L'internationalisme de Bakounine
La révolution anarchiste que Mikhaïl Bakounine (1814 -1876 ) appelle de ses vux écarte tout compromis avec la société existante. Elle inscrit à son programme l'autogestion associée à la propriété collective des terres et des instruments de travail, exclut l'appropriation de ces moyens de production par l'État et s'attaque à toutes les contraintes sociales, voire morales. Bakounine appelle à la « destruction des États », et souhaite réaliser « la liberté de chacun par la liberté de tous ». Il rejette toute forme de patriotisme, et se montre l'un des plus fervents partisans de l'internationalisme, travaillant activement à sa concrétisation au sein de l'AIT et de l'Alliance secrète qu'il a fondée. Surtout, Bakounine consacre la plupart de son temps à l'action et à l'organisation, « l'organisation pour l'action », ainsi qu'il le préconise. Il est ainsi l'un des rares qui tentera, de l'extérieur, de porter assistance aux communards insurgés.

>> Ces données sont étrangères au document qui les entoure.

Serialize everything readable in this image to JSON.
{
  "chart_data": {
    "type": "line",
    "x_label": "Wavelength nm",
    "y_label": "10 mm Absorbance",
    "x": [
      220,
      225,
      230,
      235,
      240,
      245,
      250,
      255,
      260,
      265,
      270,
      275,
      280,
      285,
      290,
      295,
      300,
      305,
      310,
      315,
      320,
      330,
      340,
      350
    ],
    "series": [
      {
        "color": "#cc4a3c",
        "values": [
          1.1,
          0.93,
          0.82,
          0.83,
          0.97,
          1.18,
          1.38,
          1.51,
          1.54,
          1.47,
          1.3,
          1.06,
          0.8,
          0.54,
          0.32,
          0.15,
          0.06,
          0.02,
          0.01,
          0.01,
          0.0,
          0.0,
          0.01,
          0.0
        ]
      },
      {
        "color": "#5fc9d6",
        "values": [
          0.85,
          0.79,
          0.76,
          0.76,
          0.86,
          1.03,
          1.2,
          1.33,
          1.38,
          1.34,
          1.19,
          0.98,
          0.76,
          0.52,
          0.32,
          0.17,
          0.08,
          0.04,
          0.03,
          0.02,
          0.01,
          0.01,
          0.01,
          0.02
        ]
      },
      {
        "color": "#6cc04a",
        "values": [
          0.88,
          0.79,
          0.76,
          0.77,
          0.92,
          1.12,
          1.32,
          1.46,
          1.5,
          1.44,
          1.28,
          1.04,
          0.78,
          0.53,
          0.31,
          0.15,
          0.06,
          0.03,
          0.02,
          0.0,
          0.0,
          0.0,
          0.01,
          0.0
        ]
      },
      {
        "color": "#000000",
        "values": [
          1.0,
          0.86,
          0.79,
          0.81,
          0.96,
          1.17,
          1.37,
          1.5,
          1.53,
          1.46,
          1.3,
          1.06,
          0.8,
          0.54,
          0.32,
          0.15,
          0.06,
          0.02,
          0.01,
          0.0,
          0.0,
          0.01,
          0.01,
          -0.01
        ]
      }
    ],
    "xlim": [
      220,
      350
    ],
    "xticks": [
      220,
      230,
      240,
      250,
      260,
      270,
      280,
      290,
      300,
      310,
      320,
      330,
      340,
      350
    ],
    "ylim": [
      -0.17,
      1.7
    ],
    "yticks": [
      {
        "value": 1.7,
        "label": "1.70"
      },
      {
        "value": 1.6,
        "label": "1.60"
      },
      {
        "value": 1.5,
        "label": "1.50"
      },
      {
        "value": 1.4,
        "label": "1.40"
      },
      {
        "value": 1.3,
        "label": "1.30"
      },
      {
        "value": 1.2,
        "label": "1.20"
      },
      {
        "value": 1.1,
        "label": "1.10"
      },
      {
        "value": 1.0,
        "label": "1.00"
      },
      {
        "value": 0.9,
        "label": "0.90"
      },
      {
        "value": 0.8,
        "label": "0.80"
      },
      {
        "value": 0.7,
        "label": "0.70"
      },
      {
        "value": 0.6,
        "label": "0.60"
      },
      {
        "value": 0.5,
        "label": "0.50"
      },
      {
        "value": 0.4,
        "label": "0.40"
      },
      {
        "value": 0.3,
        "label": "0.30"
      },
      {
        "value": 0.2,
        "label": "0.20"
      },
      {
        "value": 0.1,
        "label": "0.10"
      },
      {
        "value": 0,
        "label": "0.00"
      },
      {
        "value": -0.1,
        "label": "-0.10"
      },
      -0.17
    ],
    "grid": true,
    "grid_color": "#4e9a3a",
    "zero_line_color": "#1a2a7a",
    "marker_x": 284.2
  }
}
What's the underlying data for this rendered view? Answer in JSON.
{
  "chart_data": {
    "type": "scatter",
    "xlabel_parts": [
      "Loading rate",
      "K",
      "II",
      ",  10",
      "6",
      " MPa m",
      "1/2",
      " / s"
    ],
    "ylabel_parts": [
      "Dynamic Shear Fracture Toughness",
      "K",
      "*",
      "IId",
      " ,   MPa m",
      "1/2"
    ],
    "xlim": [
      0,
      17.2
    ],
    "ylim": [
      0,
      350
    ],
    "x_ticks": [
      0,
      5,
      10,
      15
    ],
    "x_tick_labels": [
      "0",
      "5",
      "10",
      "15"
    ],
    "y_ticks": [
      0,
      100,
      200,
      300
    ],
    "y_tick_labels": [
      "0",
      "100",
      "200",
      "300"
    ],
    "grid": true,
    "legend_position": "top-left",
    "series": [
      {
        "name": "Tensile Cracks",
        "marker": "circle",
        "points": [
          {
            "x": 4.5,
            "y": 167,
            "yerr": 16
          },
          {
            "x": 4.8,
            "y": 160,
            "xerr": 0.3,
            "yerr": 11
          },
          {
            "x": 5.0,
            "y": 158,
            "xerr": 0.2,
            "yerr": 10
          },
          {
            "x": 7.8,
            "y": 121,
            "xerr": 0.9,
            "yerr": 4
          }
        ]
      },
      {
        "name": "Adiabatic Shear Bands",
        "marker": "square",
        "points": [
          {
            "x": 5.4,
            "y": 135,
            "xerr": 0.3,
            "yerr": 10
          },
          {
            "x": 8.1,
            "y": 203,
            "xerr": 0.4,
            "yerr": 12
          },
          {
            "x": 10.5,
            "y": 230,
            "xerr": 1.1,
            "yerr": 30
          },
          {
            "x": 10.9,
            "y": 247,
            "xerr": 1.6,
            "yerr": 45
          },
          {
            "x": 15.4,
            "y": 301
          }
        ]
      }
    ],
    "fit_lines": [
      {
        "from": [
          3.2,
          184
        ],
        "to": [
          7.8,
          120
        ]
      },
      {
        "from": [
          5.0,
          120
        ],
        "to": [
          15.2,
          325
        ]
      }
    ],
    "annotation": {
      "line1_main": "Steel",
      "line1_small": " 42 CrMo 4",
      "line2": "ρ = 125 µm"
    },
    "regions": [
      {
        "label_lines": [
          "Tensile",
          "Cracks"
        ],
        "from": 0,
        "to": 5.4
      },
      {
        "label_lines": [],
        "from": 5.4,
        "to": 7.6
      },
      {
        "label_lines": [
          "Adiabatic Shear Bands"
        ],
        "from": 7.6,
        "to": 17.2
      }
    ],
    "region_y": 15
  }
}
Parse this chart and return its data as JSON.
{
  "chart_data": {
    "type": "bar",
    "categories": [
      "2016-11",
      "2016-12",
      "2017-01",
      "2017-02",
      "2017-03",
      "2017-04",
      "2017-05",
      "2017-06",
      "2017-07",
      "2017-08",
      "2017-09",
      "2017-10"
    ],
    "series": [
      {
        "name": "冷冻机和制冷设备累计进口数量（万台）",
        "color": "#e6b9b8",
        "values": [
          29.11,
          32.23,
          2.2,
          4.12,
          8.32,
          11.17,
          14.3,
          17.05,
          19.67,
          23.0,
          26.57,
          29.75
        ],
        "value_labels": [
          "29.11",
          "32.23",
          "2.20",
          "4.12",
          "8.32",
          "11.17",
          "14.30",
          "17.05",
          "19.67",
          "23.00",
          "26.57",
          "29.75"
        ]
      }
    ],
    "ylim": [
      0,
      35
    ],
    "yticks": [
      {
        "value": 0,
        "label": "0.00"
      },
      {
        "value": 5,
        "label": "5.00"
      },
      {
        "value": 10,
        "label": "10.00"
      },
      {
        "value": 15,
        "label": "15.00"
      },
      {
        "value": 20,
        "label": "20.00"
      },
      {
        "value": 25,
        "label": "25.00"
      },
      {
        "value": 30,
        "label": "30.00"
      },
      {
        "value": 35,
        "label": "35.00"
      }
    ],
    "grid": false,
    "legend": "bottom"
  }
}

L'anarchisme communiste de Kropotkine
L'anarchisme communiste, selon son principal représentant Petr Kropotkine (1842 -1921 ) en rupture avec le communisme autoritaire et le communisme d'État, issus de la tradition jacobine , attribue un rôle essentiel à la spontanéité des masses, mais envisage en même temps qu'elle soit appuyée par une minorité de révolutionnaires. Cette thèse, dans laquelle Bakounine voyait l'apologie de la future « bureaucratie rouge », n'est pas le seul point de discorde avec les autres courants anarchistes. Dans la « libre fédération des producteurs et des consommateurs » de Kropotkine et de ses disciples Errico Malatesta et Élisée Reclus notamment , le collectivisme est étendu même à la distribution des biens de consommation. « À chacun selon ses besoins », telle est la célèbre devise impliquant la suppression des salaires des travailleurs. Dans le même esprit utopiste, Kropotkine prévoit que « le travail produira beaucoup plus qu'il ne faut pour tous ». Plus naturelle que la compétition, la coopération entre les hommes connaîtra alors un nouvel élan.